Another artificial sweetener is sucralose which comes under the name splenda. Most sugar-free candies, biscuits, and sweets have this sweetener. “Although it is not as harmful as aspartame but should only be used in an amount that satisfies taste buds,” adds Dr Shahid.
Saccharin is also a widely used artificial sweetener. Jams, diet drinks, canned fruits and some bakery items contain it. According to Dr Shahid, it is also “unhealthy”.
“It can have side effects similar to that of aspartame,” says Mahnaz.
Sugar is a form of carbohydrate. According to Dr Salma, it is important to understand that we can do well even without sugar for days as long as we eat carbohydrates.
Therefore, the best solution recommended by experts is to reduce sugar intake in the first place. Mind your portion instead of using sugar free products.
“Our daily intake of sugar should not be more than five percent of overall calorie counts,” suggests Dr Salma.
Use artificial sweetener only when it becomes necessary.

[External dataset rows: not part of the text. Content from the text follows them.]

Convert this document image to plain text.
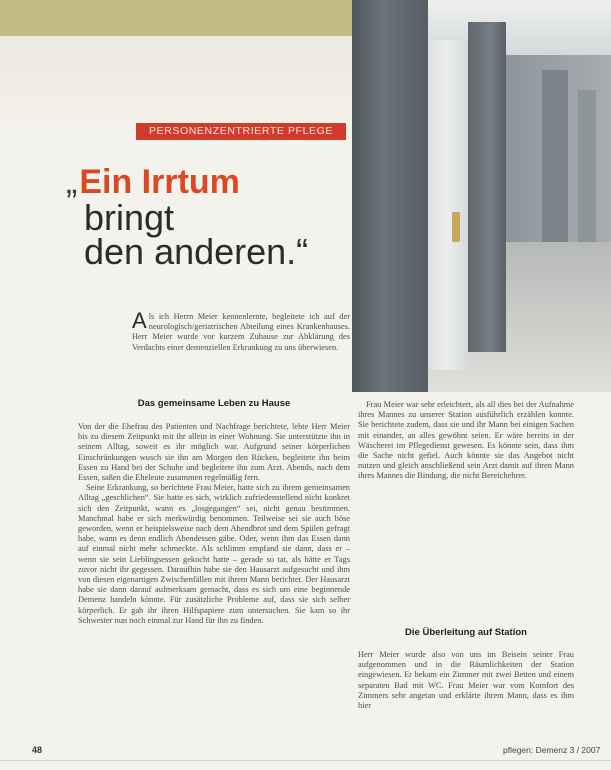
PERSONENZENTRIERTE PFLEGE
„Ein Irrtum
bringt
den anderen.“
Als ich Herrn Meier kennenlernte, begleitete ich auf der neurologisch/geriatrischen Abteilung eines Krankenhauses. Herr Meier wurde vor kurzem Zuhause zur Abklärung des Verdachts einer demenziellen Erkrankung zu uns überwiesen.
Das gemeinsame Leben zu Hause

Von der die Ehefrau des Patienten und Nachfrage berichtete, lebte Herr Meier bis zu diesem Zeitpunkt mit ihr allein in einer Wohnung. Sie unterstützte ihn in seinem Alltag, soweit es ihr möglich war. Aufgrund seiner körperlichen Einschränkungen wusch sie ihn am Morgen den Rücken, begleitete ihn beim Essen zu Hand bei der Schuhe und begleitete ihn zum Arzt. Abends, nach dem Essen, saßen die Eheleute zusammen regelmäßig fern.

Seine Erkrankung, so berichtete Frau Meier, hatte sich zu ihrem gemeinsamen Alltag „geschlichen“. Sie hatte es sich, wirklich zufriedenstellend nicht konkret sich den Zeitpunkt, wann es „losgegangen“ sei, nicht genau bestimmen. Manchmal habe er sich merkwürdig benommen. Teilweise sei sie auch böse geworden, wenn er beispielsweise nach dem Abendbrot und dem Spülen gefragt habe, wann es denn endlich Abendessen gäbe. Oder, wenn ihm das Essen dann auf einmal nicht mehr schmeckte. Als schlimm empfand sie dann, dass er – wenn sie sein Lieblingsessen gekocht hatte – gerade so tat, als hätte er Tags zuvor nicht ihr gegessen. Daraufhin habe sie den Hausarzt aufgesucht und ihm von diesen eigenartigen Zwischenfällen mit ihrem Mann berichtet. Der Hausarzt habe sie dann darauf aufmerksam gemacht, dass es sich um eine beginnende Demenz handeln könnte. Für zusätzliche Probleme auf, dass sie sich selber körperlich. Er gab ihr ihren Hilfspapiere zum untersuchen. Sie kam so ihr Schwester nun noch einmal zur Hand für ihn zu finden.

Frau Meier war sehr erleichtert, als all dies bei der Aufnahme ihres Mannes zu unserer Station ausführlich erzählen konnte. Sie berichtete zudem, dass sie und ihr Mann bei einigen Sachen mit einander, an alles gewöhnt seien. Er wäre bereits in der Wäscherei im Pflegedienst gewesen. Es könnte sein, dass ihm die Sache nicht gefiel. Auch könnte sie das Angebot nicht nutzen und gleich anschließend sein Arzt damit auf ihren Mann ihres Mannes die Bindung, die nicht Bereichehrer.

Die Überleitung auf Station

Herr Meier wurde also von uns im Beisein seiner Frau aufgenommen und in die Räumlichkeiten der Station eingewiesen. Er bekam ein Zimmer mit zwei Betten und einem separaten Bad mit WC. Frau Meier war vom Komfort des Zimmers sehr angetan und erklärte ihrem Mann, dass es ihm hier

48	pflegen: Demenz 3 / 2007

Avoid regular sodas, sweetened tea, flavored coffee and coffee with sugar and cream, chocolates and energy drinks. “Replace them with water, unsweetened tea (add a slice of lemon), fruits and use honey as a substitute for sugar,” adds Dr Sohail.
Furthermore, always make wise buying decisions. Learn to “read labels and count calories. Educate yourself on the nutritional value of the foods you eat,” recommends Abbas. Lastly, beware about false claims and avoid products with labels such as “diet”, “sugar-free”, “no sugar added”, or “low calorie”.
Artificial sweeteners have been hailed as the “savior of diabetics” and those with persistent weight-loss efforts. However, they are not metabolized properly by body and have no significant effect on blood sugar.